There the Democratic attorney general has decreed that all entities wishing to solicit tax-deductible contributions in California must disclose their donors to the state government. One such entity — unfortunately for the attorney general, but fortunately for the cause of freedom — is the Center for Competitive Politics. Its litigators are tenacious opponents of government attempts to appoint itself regulator of the marketplace of ideas.
The CCP asked the 9th U.S. Circuit Court of Appeals for protection from the attorney general’s decree. The appeals court sided with California’s attorney general, so the CCP is asking the U.S. Supreme Court to reverse the 9th circuit and rebuke California’s attorney general. Doing so, the Supreme Court would be defending a doctrine adumbrated in decisions over six decades.
In the 1950s, when the civil rights movement was surging, an Alabama court, pursuant to a state law requiring corporations doing business in the state to produce certain information, ordered the state chapter of the NAACP to produce, among other things, its membership lists. In 1958, the U.S. Supreme Court upheld the NAACP’s refusal, arguing that forced disclosure would serve no compelling state interest and would deter civil rights supporters from exercising their constitutional rights of free speech and association.
The 1958 ruling was not, as California’s attorney general suggests, limited to the circumstances of that time and place. And the NAACP ruling did not establish, as the 9th circuit believes, that governments can compel disclosure of donors’ participation unless the advocacy group (and charity and educational organization) can demonstrate the probability of threats or reprisals. This would leave governments with effectively unlimited power to intrude into the conduct of private associations.
Actually, from the NAACP and subsequent decisions has come the principle that compelled disclosure is an inherent injury to First Amendment rights. Therefore governments bear the burden of proving, under exacting judicial scrutiny, that compelled disclosure is a narrowly tailored response to a specific and paramount government interest.

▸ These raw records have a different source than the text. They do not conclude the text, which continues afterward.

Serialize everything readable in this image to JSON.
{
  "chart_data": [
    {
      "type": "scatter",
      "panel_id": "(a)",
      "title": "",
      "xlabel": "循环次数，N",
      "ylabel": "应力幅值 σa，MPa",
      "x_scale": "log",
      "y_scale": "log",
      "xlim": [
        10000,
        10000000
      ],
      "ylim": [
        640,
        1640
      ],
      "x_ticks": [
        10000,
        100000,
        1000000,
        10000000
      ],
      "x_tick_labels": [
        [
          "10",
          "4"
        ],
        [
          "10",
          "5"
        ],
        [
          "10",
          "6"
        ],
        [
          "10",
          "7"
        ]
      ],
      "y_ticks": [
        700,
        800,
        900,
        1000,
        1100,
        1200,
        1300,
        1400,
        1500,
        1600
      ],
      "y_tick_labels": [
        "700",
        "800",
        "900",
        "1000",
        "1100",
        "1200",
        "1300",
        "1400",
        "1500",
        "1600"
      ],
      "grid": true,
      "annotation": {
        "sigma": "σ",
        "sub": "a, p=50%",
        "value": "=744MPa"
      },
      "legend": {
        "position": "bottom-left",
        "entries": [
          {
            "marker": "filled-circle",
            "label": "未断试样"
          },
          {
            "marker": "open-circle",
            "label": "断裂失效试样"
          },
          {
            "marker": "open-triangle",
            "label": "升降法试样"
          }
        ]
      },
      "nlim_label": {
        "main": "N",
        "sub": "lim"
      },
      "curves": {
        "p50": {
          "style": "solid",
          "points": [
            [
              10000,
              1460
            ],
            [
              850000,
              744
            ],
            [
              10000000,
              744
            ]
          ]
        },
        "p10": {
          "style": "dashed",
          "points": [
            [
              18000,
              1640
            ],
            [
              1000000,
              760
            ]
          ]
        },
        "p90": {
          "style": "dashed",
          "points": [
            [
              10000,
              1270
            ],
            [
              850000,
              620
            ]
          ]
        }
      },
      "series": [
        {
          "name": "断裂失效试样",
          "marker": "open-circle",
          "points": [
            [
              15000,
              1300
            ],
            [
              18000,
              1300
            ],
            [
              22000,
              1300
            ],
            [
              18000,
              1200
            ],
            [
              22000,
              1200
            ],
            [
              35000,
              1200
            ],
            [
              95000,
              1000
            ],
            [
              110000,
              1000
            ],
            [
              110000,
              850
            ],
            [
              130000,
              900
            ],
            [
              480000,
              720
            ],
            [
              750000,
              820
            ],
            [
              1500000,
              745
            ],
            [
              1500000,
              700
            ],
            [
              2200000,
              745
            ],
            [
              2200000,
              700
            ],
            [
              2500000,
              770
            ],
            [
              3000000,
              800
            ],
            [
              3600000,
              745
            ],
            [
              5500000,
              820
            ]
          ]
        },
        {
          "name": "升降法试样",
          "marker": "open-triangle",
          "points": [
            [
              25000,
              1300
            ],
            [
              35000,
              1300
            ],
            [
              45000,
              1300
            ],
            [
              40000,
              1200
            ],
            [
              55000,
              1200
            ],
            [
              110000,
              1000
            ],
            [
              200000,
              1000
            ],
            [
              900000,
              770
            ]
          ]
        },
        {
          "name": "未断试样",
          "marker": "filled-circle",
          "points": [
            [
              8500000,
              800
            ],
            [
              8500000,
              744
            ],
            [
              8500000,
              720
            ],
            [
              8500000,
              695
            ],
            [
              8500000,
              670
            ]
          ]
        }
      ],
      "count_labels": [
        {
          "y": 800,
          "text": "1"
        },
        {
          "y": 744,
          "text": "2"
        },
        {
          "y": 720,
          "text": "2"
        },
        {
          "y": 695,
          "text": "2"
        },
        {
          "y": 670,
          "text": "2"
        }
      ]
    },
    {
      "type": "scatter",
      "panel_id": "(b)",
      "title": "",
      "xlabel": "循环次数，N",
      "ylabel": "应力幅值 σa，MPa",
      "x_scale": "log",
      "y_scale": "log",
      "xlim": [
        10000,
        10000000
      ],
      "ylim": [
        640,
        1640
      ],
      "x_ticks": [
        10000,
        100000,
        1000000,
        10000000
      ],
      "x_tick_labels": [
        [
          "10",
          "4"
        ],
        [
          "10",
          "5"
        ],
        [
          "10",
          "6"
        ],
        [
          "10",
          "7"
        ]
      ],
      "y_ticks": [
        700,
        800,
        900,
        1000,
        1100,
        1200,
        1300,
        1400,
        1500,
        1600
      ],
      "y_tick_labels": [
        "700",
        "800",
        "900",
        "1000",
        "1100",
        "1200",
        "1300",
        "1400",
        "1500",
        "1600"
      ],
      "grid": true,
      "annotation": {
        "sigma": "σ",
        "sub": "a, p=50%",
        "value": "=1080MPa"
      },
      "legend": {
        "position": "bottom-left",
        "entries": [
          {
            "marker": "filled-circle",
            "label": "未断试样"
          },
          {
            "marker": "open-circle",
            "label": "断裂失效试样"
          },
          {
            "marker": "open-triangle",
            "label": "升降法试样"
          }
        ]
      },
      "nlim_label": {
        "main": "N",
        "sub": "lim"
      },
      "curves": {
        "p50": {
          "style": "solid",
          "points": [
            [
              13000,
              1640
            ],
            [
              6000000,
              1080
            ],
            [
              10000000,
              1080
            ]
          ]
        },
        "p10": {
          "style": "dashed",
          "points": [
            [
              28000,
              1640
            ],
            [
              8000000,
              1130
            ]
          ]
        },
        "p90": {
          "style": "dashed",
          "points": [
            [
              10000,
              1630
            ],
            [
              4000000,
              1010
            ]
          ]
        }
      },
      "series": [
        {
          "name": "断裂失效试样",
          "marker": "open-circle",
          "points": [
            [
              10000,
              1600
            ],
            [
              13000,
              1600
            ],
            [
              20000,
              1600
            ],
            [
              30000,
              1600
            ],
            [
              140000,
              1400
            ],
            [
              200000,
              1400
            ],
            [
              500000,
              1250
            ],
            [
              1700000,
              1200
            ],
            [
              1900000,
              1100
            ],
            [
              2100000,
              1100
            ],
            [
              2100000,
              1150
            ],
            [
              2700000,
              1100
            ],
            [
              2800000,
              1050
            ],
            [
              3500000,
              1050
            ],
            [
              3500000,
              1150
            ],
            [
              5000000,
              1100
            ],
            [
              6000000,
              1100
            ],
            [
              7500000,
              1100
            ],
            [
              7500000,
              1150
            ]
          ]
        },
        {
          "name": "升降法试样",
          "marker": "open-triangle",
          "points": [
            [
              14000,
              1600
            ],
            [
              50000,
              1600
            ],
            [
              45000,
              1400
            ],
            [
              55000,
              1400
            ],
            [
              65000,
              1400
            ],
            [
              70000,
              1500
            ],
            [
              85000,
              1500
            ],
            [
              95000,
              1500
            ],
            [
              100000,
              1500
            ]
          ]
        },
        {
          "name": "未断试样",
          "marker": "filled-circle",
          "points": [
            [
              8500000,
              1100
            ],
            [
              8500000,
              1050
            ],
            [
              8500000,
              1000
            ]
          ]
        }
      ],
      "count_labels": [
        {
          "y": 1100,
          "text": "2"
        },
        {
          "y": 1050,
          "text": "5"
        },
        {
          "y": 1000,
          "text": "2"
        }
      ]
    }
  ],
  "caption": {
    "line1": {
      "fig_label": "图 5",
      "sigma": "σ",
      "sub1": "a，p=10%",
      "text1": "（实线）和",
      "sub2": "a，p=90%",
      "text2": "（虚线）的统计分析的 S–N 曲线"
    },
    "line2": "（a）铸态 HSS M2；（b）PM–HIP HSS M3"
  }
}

Because California’s attorney general does not acknowledge this burden, she has not even attempted to demonstrate how compelled disclosure of donors serves any plausible law enforcement interest. Instead, she misreads cases concerning the source of so much First Amendment mischief — campaign finance regulations. From these, and with the 9th circuit’s approval, she conjures government’s power to demand, upon the invocation of an unspecified law enforcement interest, disclosure of donors to non-candidate private associations wishing to solicit contributions. This is especially pernicious because it comes in the following context:
For almost eight decades, courts, without justification from the Constitution’s text or history, have been distinguishing between “fundamental” rights, such as speech and association, and supposedly lesser rights involving economic activity, property and contracts. When judging government infringements of these secondary rights, courts have adopted the extremely permissive “rational basis” test: Any government regulation is permissible if the government asserts, or a court can imagine, a rational basis for the regulation.
Now, California’s attorney general implicitly wants the rational basis test extended to government’s infringement of rights to which courts have ascribed “fundamental” status — speech and association. This demonstrates three converging dangers.
One is that of relegating some rights to inferior status. A second is that of making those supposedly non-fundamental rights vulnerable to the non-protection of the rational basis test. A third is that of allowing government, when it claims to be acting to prevent corruption or the appearance thereof, to merely assert a rational basis for regulating advocacy concerning public affairs.
By accepting the CCP’s appeal, the Supreme Court can stand athwart this confluence of sinister trends. And it can achieve this large good by doing something modest — by reminding the 9th circuit of a redundantly affirmed constitutional principle.